Unsre Campingplatzbesitzerin, die sich nur sehr mühsam bewegen kann, ist nach unsrer Schätzung in den 80ern. Sie spricht ganz gut Deutsch. Mit Stolz erzählt sie, daß ihr Vater immer darauf bestanden hat, daß sie Deutsch lernt. Die Deutschen sind in ihrer Familie hoch angesehen, sagt sie, und zählt die bekannten Tugenden auf. Sogar die Soldaten seien fair gewesen und hätten den Kindern Süßigkeiten geschenkt, während die Russen immer nur geplündert hätten. Ihr Schwiegervater wurde nach Sibirien deportiert für 25 Jahre, "ging dann aber zur russischen Armee", und bekam schließlich 15 Jahre seiner Verbannung erlassen, weil er drei Militärauszeichnungen erhalten hatte. Bei der Menschenkette 1989 zur Unabhängigkeit des Baltikums war sie dabei. Ihr Mann ist vor einem Jahr gestorben, nachdem er zwei Jahre mit Demenz zu kämpfen hatte. Ihre behinderte Tochter lebt mit im Haus (wir hörten sie ab und zu rufen), während der Sohn in Aglona ein Gasthaus besitzt. Er muß immer mal aushelfen - so hatte er uns am Abend vorher auch die Sauna angeheizt.
Die Geschäfte gehen seit der Pandemie nicht gut, und jetzt bereisen viele Touristen das Baltikum aus Angst vor Putins Territorialansprüchen nicht mehr. Seit vier Jahren sind wir die ersten Deutschen, die hier Station machen. Man spürt auch deutlich ihre eigene Sorge vor einer russischen Invasion.
Wir verlassen sie mit all unseren guten Wünschen, nachdem sie uns noch einen Honig geschenkt hat.
mal wieder "unbefestigte Strasse" |
Rezekne ist nicht weit entfernt, und wir geraten auf dem ausgewiesenen Stellplatz am Seeufer mitten in eine riesige Kindergeburtstagsparty. Auch ist der Platz ganz offensichtlich noch nicht fertig gebaut, aber das tut der allseitigen Freude keinen Abbruch. Zum ersten Mal treffen wir andere Camper-Reisende und tauschen ein paar Erfahrungen aus. Unsre Nachbarn sind ein ehemaliges LKW-Fahrer-Paar aus Sachsen, die das Fahren nicht lassen können, und jetzt zum Vergnügen die Welt bereisen.
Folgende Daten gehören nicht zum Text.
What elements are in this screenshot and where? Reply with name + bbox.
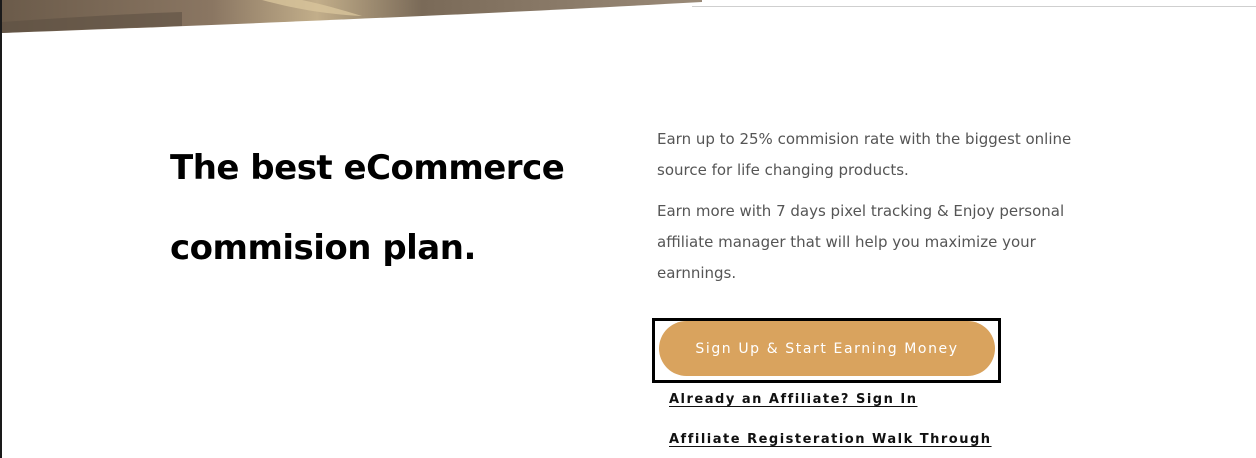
description-paragraph-1: Earn up to 25% commision rate with the b… [657, 130, 1072, 179]
walkthrough-link[interactable]: Affiliate Registeration Walk Through [669, 432, 992, 447]
description-block: Earn up to 25% commision rate with the b… [657, 124, 1097, 299]
headline-line-1: The best eCommerce [170, 148, 565, 188]
hero-image-icon [2, 0, 702, 33]
hero-image-edge [2, 0, 702, 36]
signin-link[interactable]: Already an Affiliate? Sign In [669, 392, 918, 407]
description-paragraph-2: Earn more with 7 days pixel tracking & E… [657, 202, 1065, 282]
headline-line-2: commision plan. [170, 228, 476, 268]
page-frame: The best eCommerce commision plan. Earn … [0, 0, 1256, 458]
signup-button[interactable]: Sign Up & Start Earning Money [659, 321, 995, 376]
page-headline: The best eCommerce commision plan. [170, 128, 600, 288]
top-divider [692, 6, 1256, 7]
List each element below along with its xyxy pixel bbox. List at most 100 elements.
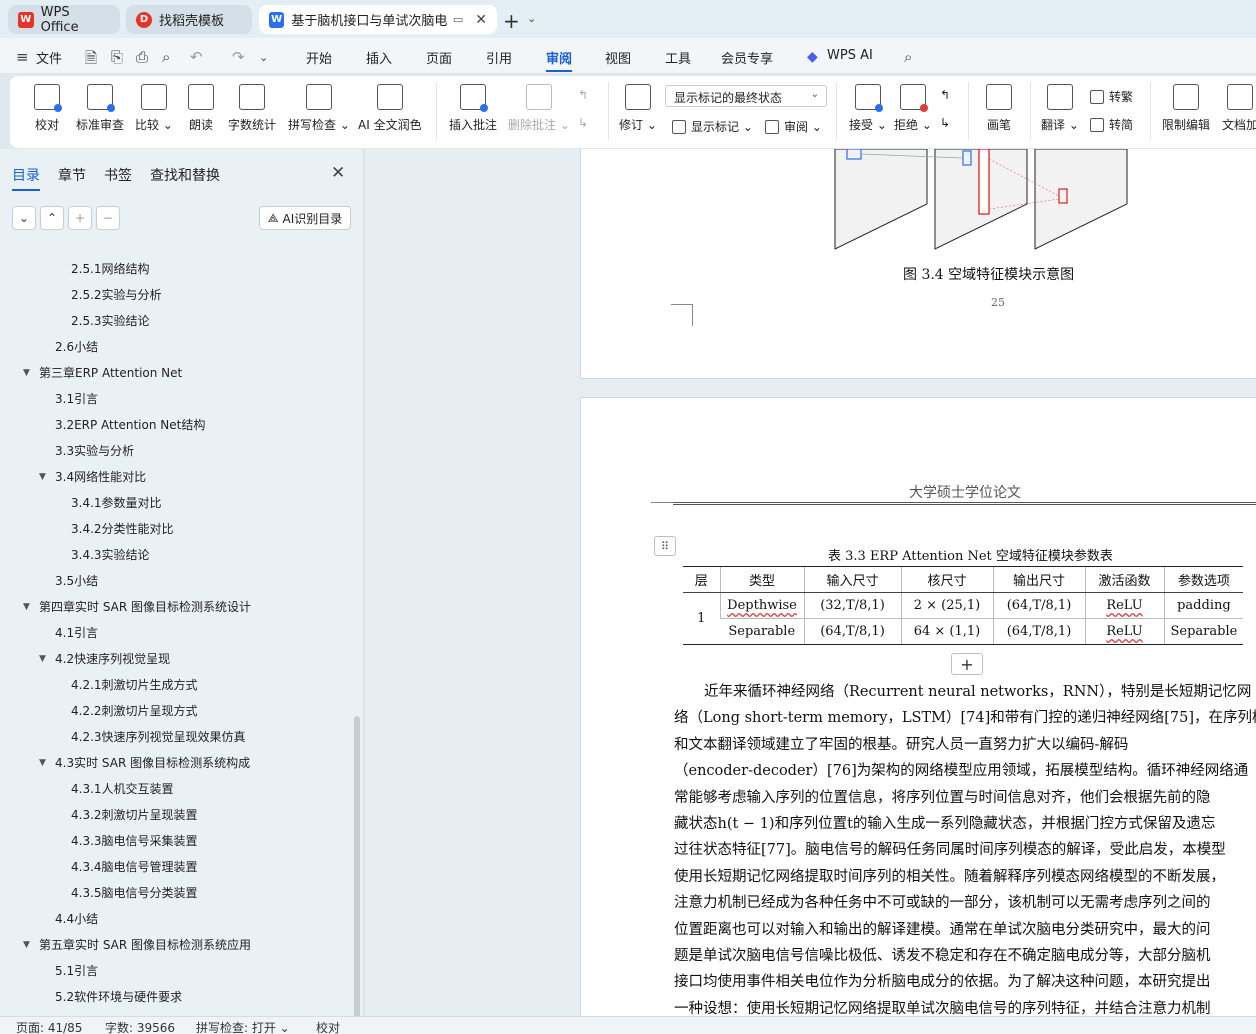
table-header-cell[interactable]: 输出尺寸 [992,566,1085,593]
accept-button[interactable]: 接受 ⌄ [849,84,887,133]
delete-comment-button[interactable]: 删除批注 ⌄ [508,84,570,133]
expand-triangle-icon[interactable]: ▼ [39,468,46,486]
insert-comment-button[interactable]: 插入批注 [449,84,497,133]
doc-protect-button[interactable]: 文档加 [1222,84,1256,133]
toc-item[interactable]: 3.3实验与分析 [55,442,134,460]
to-traditional-button[interactable]: 转繁 [1090,88,1133,105]
scrollbar[interactable] [354,716,360,1034]
table-cell[interactable]: 64 × (1,1) [900,618,993,645]
tab-toc[interactable]: 目录 [12,165,40,191]
table-cell[interactable]: (64,T/8,1) [992,592,1085,619]
toc-item[interactable]: 2.5.1网络结构 [71,260,150,278]
table-move-handle[interactable]: ⠿ [654,536,676,556]
table-cell[interactable]: 1 [683,592,720,645]
chevron-down-icon[interactable]: ⌄ [259,51,268,64]
table-cell[interactable]: Depthwise [719,592,804,619]
table-cell[interactable]: padding [1163,592,1244,619]
print-preview-icon[interactable]: ⌕ [162,48,170,66]
tab-wps-office[interactable]: W WPS Office [8,5,120,35]
prev-change-icon[interactable]: ↰ [940,88,950,102]
toc-item[interactable]: 3.2ERP Attention Net结构 [55,416,205,434]
table-cell[interactable]: (32,T/8,1) [803,592,901,619]
menu-review[interactable]: 审阅 [546,48,573,72]
table-header-cell[interactable]: 核尺寸 [900,566,993,593]
chevron-down-icon[interactable]: ⌄ [527,12,536,25]
toc-item[interactable]: 3.4.2分类性能对比 [71,520,174,538]
reject-button[interactable]: 拒绝 ⌄ [894,84,932,133]
toc-item[interactable]: 4.3.1人机交互装置 [71,780,174,798]
table-cell[interactable]: ReLU [1084,592,1164,619]
table-cell[interactable]: Separable [720,618,804,645]
proofread-button[interactable]: 校对 [34,84,62,133]
word-count-status[interactable]: 字数: 39566 [105,1019,175,1034]
add-heading-button[interactable]: + [68,206,92,230]
body-paragraph[interactable]: 近年来循环神经网络（Recurrent neural networks，RNN）… [674,679,1256,1016]
parameter-table[interactable]: 层 类型 输入尺寸 核尺寸 输出尺寸 激活函数 参数选项 1 Depthwise… [683,566,1244,645]
translate-button[interactable]: 翻译 ⌄ [1041,84,1079,133]
toc-item[interactable]: ▼ 第三章ERP Attention Net [23,364,182,382]
expand-triangle-icon[interactable]: ▼ [39,650,46,668]
redo-icon[interactable]: ↷ [232,48,245,66]
table-cell[interactable]: (64,T/8,1) [803,618,901,645]
toc-item[interactable]: 2.6小结 [55,338,98,356]
expand-triangle-icon[interactable]: ▼ [23,598,30,616]
toc-item[interactable]: 4.3.2刺激切片呈现装置 [71,806,198,824]
expand-down-button[interactable]: ⌄ [12,206,36,230]
menu-view[interactable]: 视图 [605,48,631,67]
table-header-cell[interactable]: 参数选项 [1163,566,1244,593]
page-indicator[interactable]: 页面: 41/85 [16,1019,82,1034]
toc-item[interactable]: ▼ 4.2快速序列视觉呈现 [39,650,170,668]
monitor-icon[interactable]: ▭ [453,13,463,26]
save-icon[interactable]: 🗎 [85,48,97,73]
restrict-edit-button[interactable]: 限制编辑 [1162,84,1210,133]
table-cell[interactable]: ReLU [1084,618,1164,645]
toc-item[interactable]: 3.5小结 [55,572,98,590]
table-header-cell[interactable]: 类型 [719,566,804,593]
markup-mode-select[interactable]: 显示标记的最终状态 ⌄ [665,85,827,107]
table-cell[interactable]: (64,T/8,1) [992,618,1085,645]
toc-item[interactable]: 2.5.2实验与分析 [71,286,162,304]
menu-wps-ai[interactable]: WPS AI [827,48,873,63]
toc-item[interactable]: ▼ 4.3实时 SAR 图像目标检测系统构成 [39,754,250,772]
expand-triangle-icon[interactable]: ▼ [23,936,30,954]
toc-item[interactable]: 5.1引言 [55,962,98,980]
toc-item[interactable]: 4.1引言 [55,624,98,642]
export-icon[interactable]: ⎘ [111,48,123,66]
toc-item[interactable]: 4.2.1刺激切片生成方式 [71,676,198,694]
show-markup-button[interactable]: 显示标记 ⌄ [672,118,753,135]
toc-item[interactable]: 3.4.1参数量对比 [71,494,162,512]
undo-icon[interactable]: ↶ [190,48,203,66]
ai-toc-button[interactable]: ⟁ AI识别目录 [259,206,351,230]
toc-item[interactable]: 3.1引言 [55,390,98,408]
tab-chapters[interactable]: 章节 [58,165,86,185]
close-tab-icon[interactable]: ✕ [475,12,487,28]
revise-button[interactable]: 修订 ⌄ [619,84,657,133]
add-row-button[interactable]: + [951,653,983,675]
toc-item[interactable]: 4.2.2刺激切片呈现方式 [71,702,198,720]
word-count-button[interactable]: 字数统计 [228,84,276,133]
menu-references[interactable]: 引用 [486,48,512,67]
toc-item[interactable]: ▼ 第四章实时 SAR 图像目标检测系统设计 [23,598,251,616]
new-tab-icon[interactable]: + [503,9,520,33]
print-icon[interactable]: ⎙ [136,48,148,66]
standard-review-button[interactable]: 标准审查 [76,84,124,133]
ai-polish-button[interactable]: AI 全文润色 [358,84,422,133]
close-icon[interactable]: ✕ [331,163,345,183]
review-pane-button[interactable]: 审阅 ⌄ [765,118,822,135]
spell-check-status[interactable]: 拼写检查: 打开 ⌄ [196,1019,290,1034]
toc-item[interactable]: 4.3.4脑电信号管理装置 [71,858,198,876]
toc-item[interactable]: 2.5.3实验结论 [71,312,150,330]
toc-item[interactable]: 5.2软件环境与硬件要求 [55,988,182,1006]
menu-tools[interactable]: 工具 [665,48,691,67]
table-cell[interactable]: 2 × (25,1) [900,592,993,619]
pen-button[interactable]: 画笔 [986,84,1012,133]
table-cell[interactable]: Separable [1163,618,1244,645]
menu-page[interactable]: 页面 [426,48,452,67]
toc-item[interactable]: 4.2.3快速序列视觉呈现效果仿真 [71,728,246,746]
tab-find-replace[interactable]: 查找和替换 [150,165,220,185]
read-aloud-button[interactable]: 朗读 [188,84,214,133]
toc-item[interactable]: ▼ 3.4网络性能对比 [39,468,146,486]
table-header-cell[interactable]: 输入尺寸 [803,566,901,593]
search-icon[interactable]: ⌕ [904,48,912,66]
prev-comment-icon[interactable]: ↰ [578,88,588,102]
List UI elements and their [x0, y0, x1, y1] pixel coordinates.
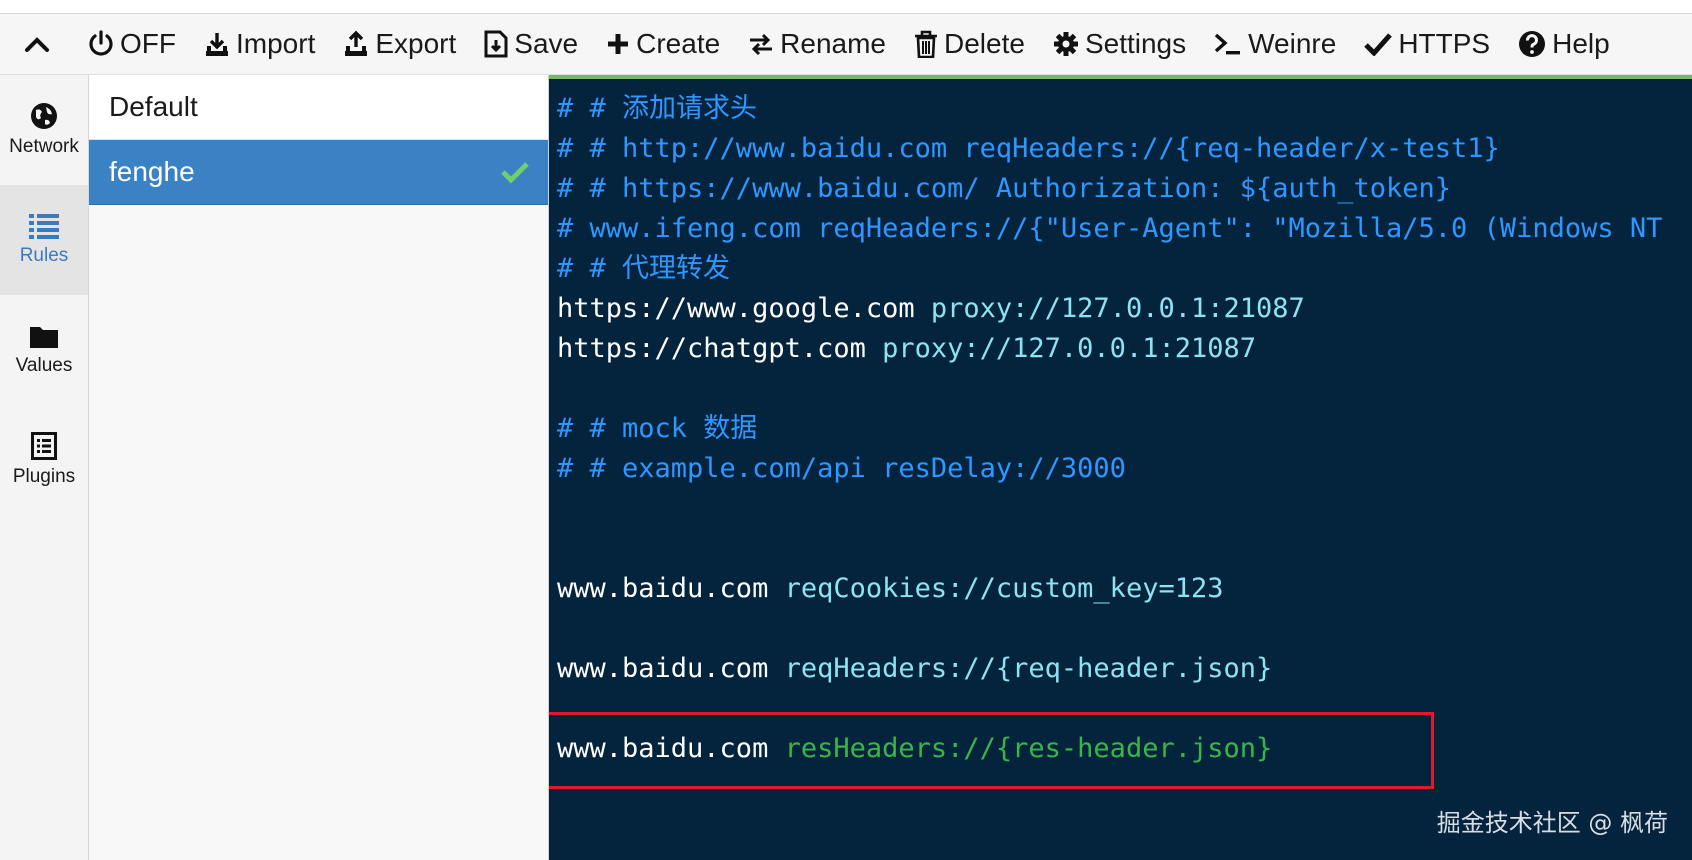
- export-button[interactable]: Export: [329, 14, 470, 74]
- code-line[interactable]: https://www.google.com proxy://127.0.0.1…: [557, 289, 1662, 329]
- chevron-up-icon: [25, 37, 49, 52]
- import-button[interactable]: Import: [190, 14, 329, 74]
- collapse-button[interactable]: [0, 14, 74, 74]
- code-token-host: https://chatgpt.com: [557, 333, 883, 364]
- terminal-icon: [1214, 33, 1241, 55]
- code-line[interactable]: # # 代理转发: [557, 249, 1662, 289]
- rule-item-default[interactable]: Default: [89, 75, 548, 140]
- save-label: Save: [514, 28, 579, 59]
- list-icon: [29, 214, 59, 239]
- rules-editor[interactable]: # # 添加请求头 # # http://www.baidu.com reqHea…: [549, 75, 1692, 860]
- code-line[interactable]: [557, 369, 1662, 409]
- code-line[interactable]: [557, 609, 1662, 649]
- code-token-comment: # # example.com/api resDelay://3000: [557, 453, 1126, 484]
- import-label: Import: [236, 28, 316, 59]
- code-token-proto: proxy://127.0.0.1:21087: [882, 333, 1256, 364]
- code-line[interactable]: www.baidu.com reqCookies://custom_key=12…: [557, 569, 1662, 609]
- weinre-label: Weinre: [1248, 28, 1337, 59]
- help-icon: [1519, 31, 1546, 57]
- nav-label-rules: Rules: [19, 245, 69, 266]
- weinre-button[interactable]: Weinre: [1200, 14, 1350, 74]
- help-label: Help: [1552, 28, 1610, 59]
- code-token-comment: # # http://www.baidu.com reqHeaders://{r…: [557, 133, 1500, 164]
- code-line[interactable]: [557, 489, 1662, 529]
- code-token-host: www.baidu.com: [557, 573, 785, 604]
- toolbar: OFF Import Export Save Create Rename Del…: [0, 14, 1692, 75]
- nav-item-rules[interactable]: Rules: [0, 185, 88, 295]
- rule-item-fenghe[interactable]: fenghe: [89, 140, 548, 205]
- code-content[interactable]: # # 添加请求头 # # http://www.baidu.com reqHea…: [557, 89, 1662, 769]
- window-top-strip: [0, 0, 1692, 14]
- code-token-comment: # # https://www.baidu.com/ Authorization…: [557, 173, 1452, 204]
- left-nav: Network Rules Values Plugins: [0, 75, 89, 860]
- export-icon: [345, 30, 368, 56]
- rename-label: Rename: [780, 28, 887, 59]
- nav-label-plugins: Plugins: [12, 466, 76, 487]
- globe-icon: [31, 103, 57, 129]
- rules-list: Default fenghe: [89, 75, 549, 860]
- https-label: HTTPS: [1398, 28, 1491, 59]
- code-line[interactable]: www.baidu.com reqHeaders://{req-header.j…: [557, 649, 1662, 689]
- code-line[interactable]: # # 添加请求头: [557, 89, 1662, 129]
- nav-label-network: Network: [9, 136, 79, 157]
- settings-label: Settings: [1084, 28, 1187, 59]
- plugin-icon: [31, 432, 57, 460]
- off-label: OFF: [120, 28, 176, 59]
- code-token-proto: proxy://127.0.0.1:21087: [930, 293, 1305, 324]
- code-token-host: https://www.google.com: [557, 293, 931, 324]
- code-line[interactable]: # # https://www.baidu.com/ Authorization…: [557, 169, 1662, 209]
- delete-button[interactable]: Delete: [900, 14, 1039, 74]
- settings-button[interactable]: Settings: [1039, 14, 1200, 74]
- rule-name: fenghe: [109, 156, 195, 187]
- code-line[interactable]: [557, 529, 1662, 569]
- https-button[interactable]: HTTPS: [1350, 14, 1504, 74]
- delete-label: Delete: [944, 28, 1025, 59]
- trash-icon: [915, 30, 938, 58]
- check-icon: [1364, 33, 1393, 56]
- code-token-comment: # www.ifeng.com reqHeaders://{"User-Agen…: [557, 213, 1663, 244]
- code-line[interactable]: # www.ifeng.com reqHeaders://{"User-Agen…: [557, 209, 1662, 249]
- swap-icon: [750, 33, 773, 56]
- power-icon: [89, 30, 113, 56]
- code-line[interactable]: # # http://www.baidu.com reqHeaders://{r…: [557, 129, 1662, 169]
- create-button[interactable]: Create: [592, 14, 734, 74]
- rule-name: Default: [109, 91, 198, 122]
- highlight-box: [549, 712, 1434, 789]
- watermark: 掘金技术社区 @ 枫荷: [1436, 809, 1668, 837]
- rename-button[interactable]: Rename: [734, 14, 900, 74]
- folder-icon: [30, 327, 58, 348]
- nav-label-values: Values: [15, 355, 73, 376]
- create-label: Create: [636, 28, 721, 59]
- import-icon: [206, 33, 228, 56]
- code-token-comment: # # mock 数据: [557, 413, 758, 444]
- code-token-proto: reqCookies://custom_key=123: [784, 573, 1224, 604]
- code-token-host: www.baidu.com: [557, 653, 785, 684]
- gear-icon: [1053, 32, 1078, 56]
- off-button[interactable]: OFF: [74, 14, 190, 74]
- help-button[interactable]: Help: [1504, 14, 1624, 74]
- check-icon: [501, 162, 529, 184]
- code-token-comment: # # 添加请求头: [557, 93, 758, 124]
- save-icon: [484, 30, 508, 58]
- code-line[interactable]: # # example.com/api resDelay://3000: [557, 449, 1662, 489]
- code-token-comment: # # 代理转发: [557, 253, 731, 284]
- plus-icon: [608, 34, 629, 54]
- code-token-proto: reqHeaders://{req-header.json}: [784, 653, 1273, 684]
- nav-item-values[interactable]: Values: [0, 295, 88, 405]
- nav-item-plugins[interactable]: Plugins: [0, 405, 88, 515]
- code-line[interactable]: # # mock 数据: [557, 409, 1662, 449]
- code-line[interactable]: https://chatgpt.com proxy://127.0.0.1:21…: [557, 329, 1662, 369]
- save-button[interactable]: Save: [470, 14, 592, 74]
- export-label: Export: [375, 28, 457, 59]
- nav-item-network[interactable]: Network: [0, 75, 88, 185]
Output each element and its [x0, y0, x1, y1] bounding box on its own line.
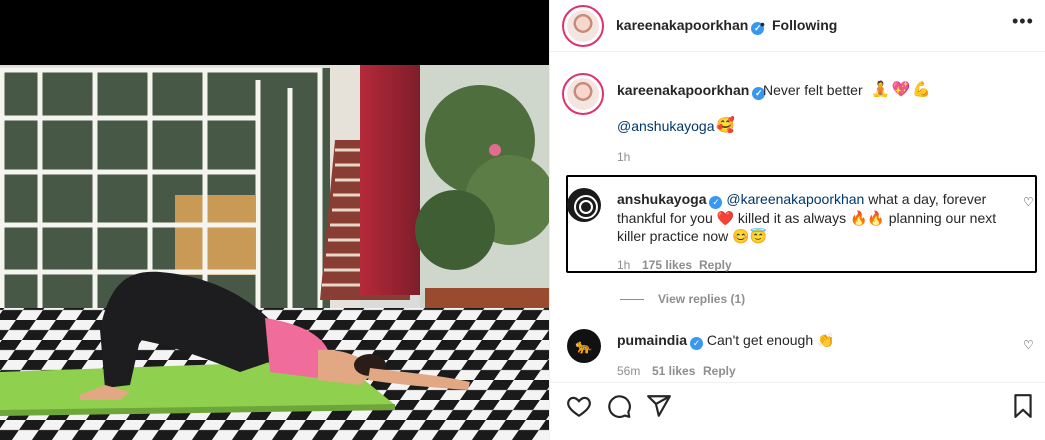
comment-avatar-anshukayoga[interactable] [567, 188, 601, 222]
verified-icon: ✓ [709, 196, 723, 209]
heart-icon[interactable] [566, 393, 592, 419]
heart-icon[interactable]: ♡ [1023, 195, 1034, 209]
comment-body: anshukayoga ✓ @kareenakapoorkhan what a d… [617, 190, 997, 245]
post-side-panel: kareenakapoorkhan ✓ • Following ••• karee… [549, 0, 1045, 440]
comment-username[interactable]: pumaindia [617, 332, 687, 348]
replies-line [620, 299, 644, 301]
comment-icon[interactable] [606, 393, 632, 419]
header-separator: • [760, 16, 765, 32]
yoga-scene-image [0, 0, 549, 440]
comment-avatar-pumaindia[interactable]: 🐆 [567, 329, 601, 363]
caption-mention-link[interactable]: @anshukayoga [617, 118, 715, 134]
share-icon[interactable] [646, 393, 672, 419]
comment-text: Can't get enough 👏 [706, 332, 835, 348]
header-avatar[interactable] [562, 5, 604, 47]
following-button[interactable]: Following [772, 17, 837, 33]
comment-likes[interactable]: 51 likes [652, 364, 695, 378]
caption-timestamp[interactable]: 1h [617, 150, 630, 164]
header-username[interactable]: kareenakapoorkhan ✓ [616, 17, 765, 35]
reply-button[interactable]: Reply [699, 258, 732, 272]
bookmark-icon[interactable] [1010, 393, 1036, 419]
post-photo[interactable] [0, 0, 549, 440]
reply-button[interactable]: Reply [703, 364, 736, 378]
caption-text: Never felt better [763, 82, 863, 98]
comment-likes[interactable]: 175 likes [642, 258, 692, 272]
view-replies-button[interactable]: View replies (1) [620, 292, 745, 306]
heart-icon[interactable]: ♡ [1023, 338, 1034, 352]
caption-mention-emoji: 🥰 [716, 117, 735, 134]
action-bar [550, 382, 1045, 440]
caption-username[interactable]: kareenakapoorkhan ✓ [617, 82, 766, 100]
comment-time[interactable]: 1h [617, 258, 630, 272]
comment-time[interactable]: 56m [617, 364, 640, 378]
comment-body: pumaindia ✓ Can't get enough 👏 [617, 332, 834, 350]
verified-icon: ✓ [690, 337, 704, 350]
caption-avatar[interactable] [562, 73, 604, 115]
caption-emojis: 🧘💖💪 [871, 81, 934, 98]
comment-mention-link[interactable]: @kareenakapoorkhan [726, 191, 864, 207]
more-icon[interactable]: ••• [1012, 12, 1033, 34]
post-header: kareenakapoorkhan ✓ • Following ••• [550, 0, 1045, 52]
comment-username[interactable]: anshukayoga [617, 191, 706, 207]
Die Kinder-Party ist mit allem ausgestattet, was der Platz zu bieten hat: Hüpfburgen, ein großer Badezuber....Väter, Mütter, Omas und Opas sitzen auf Bänken und sehen dem Treiben zu. Wir wundern uns sehr, wer sich das alles wohl leisten kann, vor allem, wenn man das überschaubare Ortsangebot an Restaurants, Geschäften und Cafés betrachtet, aus dem man auf eine geringe Kaufkraft schließen kann, oder den Zustand der Wohnhäuser in Betracht zieht. Es gibt hier extreme Unterschiede vom komplett baufälligen aber noch bewohnten Haus bis zu schicken Tiny Houses am See. Die Stadt hat riesig investiert in hypermoderne Gebäude wie z.B. das GORS, ein multifunktionales Kulturzentrum.
Kollege :-) |
mit Kübeln für Heilpflanzen (siehe Aufschriften) |
Vorsitzender der Apothekervereinigung |
Beim Blick auf die "Söhne und Töchter der Stadt" (Wikipedia) erscheinen gleich zwei uns bekannte Namen: die Sopranistin Kristine Opolais und die Organistin Iveta Apkalna. Beide haben wir schon im Konzerthaus Dortmund gehört. Und wir erinnern uns besonders an ein Konzert unter dem Dirigat von Andris Nelsons, bei dem der Konzertmeister einspringen mußte, weil die kleine Tochter von Nelsons und Opolais plötzlich schwer erkrankt war und der Vater spontan abreisen mußte.
Wir hören nachmittags im GORS einen französischen Saxophonisten mit seinem Quartett: Sylvain Rifflet. Toller Jazz! Leider hatte ich die Anfangszeit verwechselt und so kamen wir zu spät. Aber auch das ist Lettland: man ist freundlich und läßt uns noch ein, führt uns im Dunkeln zu freien Plätzen. Da haben wir in Deutschland viele ganz andere und negative Erfahrungen gemacht.
In der winzigen (von insgesamt in der 30T-Einwohner-Stadt zwei) Pizzeria am See halten wir noch einen Schwatz mit ein paar Dänen, die hier für Ikea arbeiten. Seit zwei Wochen sind sie im Lande. Lettland hat viel Holz und preiswerte Arbeitskräfte.